Sık sık ünlülerin yanında şoförlükten çanta taşımaya kadar alakasız işler yaptırılan görevlilerin yakınmalarını dinliyorum. Aralarında gazetecilerin korumalığını yapanlar da var.

Her şey bir yana, gazetecinin polis korumasıyla gezmesi nedir arkadaş?

***

BURCU KÖKSAL'I KİM DİNLEDİ?

CHP'li Afyon Belediye Başkanı Burcu Köksal, belediyede kayıt cihazları bulduklarını açıklamıştı.

Afyonkarahisar Valisi Kübra Güran Yiğitbaşı, "2-3 haftadır neredeyse böyle iddialar var. Ulusal basına bile yansımış. Ancak kurumlarımızda görüşmelerimiz devam ediyor. Afyonkarahisar Cumhuriyet Başsavcılığımız bir inceleme başlattı. Emniyet görevlilerimiz belediyeye gitti, incelemede bulundu ve devam ediyor.

Ancak hâlâ 2-3 hafta geçmesine rağmen herhangi bir teslim edilen görsel ses kaydı ya da buna bir benzer somut hiçbirşeyin olmadığını öğreniyoruz. Bu iddialara karşın da hâlen hiç kimseye suçlama yapılmamış. Yani bir suç duyurusunda bulunulmamış, şikâyetçi olunmamış. Bu gerçekten ilgi çekici" diyor.
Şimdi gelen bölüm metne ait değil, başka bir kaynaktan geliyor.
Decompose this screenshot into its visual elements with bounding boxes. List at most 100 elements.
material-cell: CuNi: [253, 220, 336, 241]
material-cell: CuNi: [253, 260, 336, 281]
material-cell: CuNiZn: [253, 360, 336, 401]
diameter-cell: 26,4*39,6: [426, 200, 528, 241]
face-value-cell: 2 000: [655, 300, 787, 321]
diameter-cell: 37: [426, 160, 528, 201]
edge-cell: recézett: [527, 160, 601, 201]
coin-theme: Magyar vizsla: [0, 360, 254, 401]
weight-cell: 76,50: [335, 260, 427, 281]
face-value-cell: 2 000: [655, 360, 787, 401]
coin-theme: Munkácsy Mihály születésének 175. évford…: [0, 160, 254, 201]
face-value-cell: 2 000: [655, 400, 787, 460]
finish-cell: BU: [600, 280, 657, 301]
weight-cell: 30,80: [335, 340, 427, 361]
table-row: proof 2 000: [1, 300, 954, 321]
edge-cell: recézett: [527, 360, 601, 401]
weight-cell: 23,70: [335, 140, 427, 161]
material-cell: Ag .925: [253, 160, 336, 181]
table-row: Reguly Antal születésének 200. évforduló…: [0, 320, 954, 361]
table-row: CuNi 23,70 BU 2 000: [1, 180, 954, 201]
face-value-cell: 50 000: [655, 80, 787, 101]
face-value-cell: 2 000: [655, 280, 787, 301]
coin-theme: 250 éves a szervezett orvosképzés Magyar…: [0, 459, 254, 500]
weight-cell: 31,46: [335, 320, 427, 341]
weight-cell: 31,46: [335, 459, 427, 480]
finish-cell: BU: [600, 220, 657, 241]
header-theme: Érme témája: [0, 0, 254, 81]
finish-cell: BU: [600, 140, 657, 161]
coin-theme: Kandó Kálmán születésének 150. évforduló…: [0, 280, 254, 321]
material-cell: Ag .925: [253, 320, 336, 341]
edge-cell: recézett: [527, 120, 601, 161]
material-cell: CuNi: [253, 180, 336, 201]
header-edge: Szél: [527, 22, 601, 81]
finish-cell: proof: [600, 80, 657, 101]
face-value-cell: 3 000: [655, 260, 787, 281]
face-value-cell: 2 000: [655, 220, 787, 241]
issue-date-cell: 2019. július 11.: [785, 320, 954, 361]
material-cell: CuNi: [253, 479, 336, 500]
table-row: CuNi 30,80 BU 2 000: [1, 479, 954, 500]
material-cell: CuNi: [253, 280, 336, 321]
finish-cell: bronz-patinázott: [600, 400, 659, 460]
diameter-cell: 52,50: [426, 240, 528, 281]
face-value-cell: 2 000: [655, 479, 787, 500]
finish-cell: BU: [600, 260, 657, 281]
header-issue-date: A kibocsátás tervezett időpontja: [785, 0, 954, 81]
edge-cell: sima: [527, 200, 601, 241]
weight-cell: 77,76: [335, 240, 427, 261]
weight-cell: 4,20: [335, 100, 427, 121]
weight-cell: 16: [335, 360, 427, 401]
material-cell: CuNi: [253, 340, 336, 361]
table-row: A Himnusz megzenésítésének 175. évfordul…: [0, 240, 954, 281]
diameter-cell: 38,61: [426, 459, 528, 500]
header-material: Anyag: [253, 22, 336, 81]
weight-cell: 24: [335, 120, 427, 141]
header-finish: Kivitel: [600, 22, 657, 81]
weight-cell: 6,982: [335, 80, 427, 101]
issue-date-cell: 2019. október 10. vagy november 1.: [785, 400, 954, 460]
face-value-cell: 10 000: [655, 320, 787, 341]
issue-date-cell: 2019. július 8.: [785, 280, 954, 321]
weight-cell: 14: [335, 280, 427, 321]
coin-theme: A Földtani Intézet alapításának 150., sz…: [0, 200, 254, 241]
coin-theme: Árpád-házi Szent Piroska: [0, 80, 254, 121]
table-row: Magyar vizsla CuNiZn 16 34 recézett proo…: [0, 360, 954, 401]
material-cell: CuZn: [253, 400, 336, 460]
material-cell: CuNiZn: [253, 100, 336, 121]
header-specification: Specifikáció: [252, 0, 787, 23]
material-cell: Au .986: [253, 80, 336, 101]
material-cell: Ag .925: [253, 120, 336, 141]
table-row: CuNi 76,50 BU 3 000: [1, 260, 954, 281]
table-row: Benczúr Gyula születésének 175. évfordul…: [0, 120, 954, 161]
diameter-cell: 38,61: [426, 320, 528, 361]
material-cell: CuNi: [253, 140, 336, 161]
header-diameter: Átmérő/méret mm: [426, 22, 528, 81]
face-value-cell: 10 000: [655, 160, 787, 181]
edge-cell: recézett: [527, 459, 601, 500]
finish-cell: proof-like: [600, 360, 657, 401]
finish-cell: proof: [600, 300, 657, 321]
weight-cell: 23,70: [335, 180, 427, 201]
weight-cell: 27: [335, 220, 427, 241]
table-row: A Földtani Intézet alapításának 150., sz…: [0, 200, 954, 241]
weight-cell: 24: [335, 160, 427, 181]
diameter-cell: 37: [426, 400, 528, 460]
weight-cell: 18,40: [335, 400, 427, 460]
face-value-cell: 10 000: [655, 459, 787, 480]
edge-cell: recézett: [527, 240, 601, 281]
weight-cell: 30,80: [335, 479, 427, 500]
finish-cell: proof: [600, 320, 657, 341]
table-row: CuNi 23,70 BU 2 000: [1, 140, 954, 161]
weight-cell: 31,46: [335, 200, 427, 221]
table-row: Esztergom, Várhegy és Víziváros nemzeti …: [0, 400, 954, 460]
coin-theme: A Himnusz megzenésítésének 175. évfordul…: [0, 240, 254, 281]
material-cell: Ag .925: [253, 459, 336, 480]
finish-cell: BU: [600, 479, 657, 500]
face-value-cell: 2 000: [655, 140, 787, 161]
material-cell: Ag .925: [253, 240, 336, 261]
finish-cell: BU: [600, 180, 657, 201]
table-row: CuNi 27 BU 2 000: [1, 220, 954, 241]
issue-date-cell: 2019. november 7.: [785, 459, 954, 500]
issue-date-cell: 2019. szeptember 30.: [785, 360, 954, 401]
Hakikaten öyle. Gözler, DEM'e karşı açıklamalarıyla gündeme gelen Burcu Hanım'da. Mağdursanız neden bunca zaman harekete geçmediniz?

***

NASIL OLSA ERDOĞAN...

"ABD'de, Avrupa'da üniversiteliler Filistin için ayakta" deyip "Bizimgençler nerede?" diye sorunca kızıyorlar.

Anladık, teselliyi "Yaşadığımız ülkenin Cumhurbaşkanı, Filistin yanlısı; o yüzden bizde ABD'deki, Avrupa'daki gibi Filistin'e destek eylemlerine ihtiyaç duyulmuyor" diye tekrar etmekte buluyorsunuz.

Erdoğan son olarak Türkiye'nin İsrail'le ticareti tümden kestiğinidünyaya ilan ettiğine göre artık sorumluluğu hepten üzerlerinden atmış olmalılar.

İşe yarıyorsa, rahatlatıyorsa ne âlâ da aklınızın bir köşesinde dursun, ABD'deki İsrail protestolarında gözaltına alınan öğrenci sayısı 2 bini geçti.